If you want email, web browsing, streaming, or any app-based workflow, stop here. There’s no workaround and no sideloading trick. File support covers ePUBs and PDFs only, with no Kindle formats, audiobooks, or comic archives.

reMarkable Paper Pro Where to Buy

The $629 price narrows the audience fast. You can grab a base iPad for less than half that and cover every use case the Paper Pro leaves out. Casual note-takers won’t log enough daily hours to justify the cost, and there’s no “at least I can stream” safety net. Previous reMarkable owners who left over format limits or Connect subscription fatigue should know: the Paper Pro doesn’t resolve all of those friction points. The lack of flexibility is the product itself. If that sounds restrictive rather than freeing, this isn’t your device.

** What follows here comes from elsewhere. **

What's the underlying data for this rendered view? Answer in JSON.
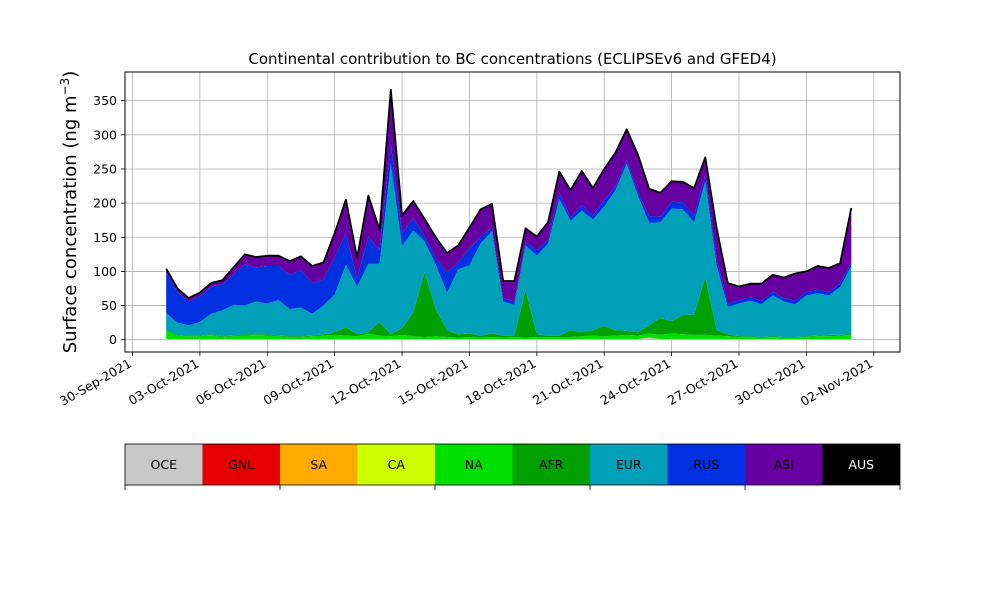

reMarkable doesn’t chase skeptics. The audience is narrow, specific, and self-selecting. That honesty is one of the brand’s better traits. This isn’t a mass-market play.

reMarkable Paper Pro Availability

Price: $629
Where to Buy: reMarkable

The Paper Pro is built for people who’ve already decided they want fewer screens doing fewer things. Writers who fill notebooks weekly will find a natural home here. Dense PDF annotation finally gets the color treatment researchers have waited for. Professionals who need a distraction-free surface won’t find a better option in the e-ink category. But then again there is the more affordable PocketBook InkPad One.

The thinner chassis, color display, and adjustable reading light make this the strongest hardware reMarkable has shipped. Every design choice protects your attention. It’s a niche tablet that knows its niche. If you’ve been looking for a writing surface that doesn’t morph into an entertainment device, the Paper Pro is your clean answer.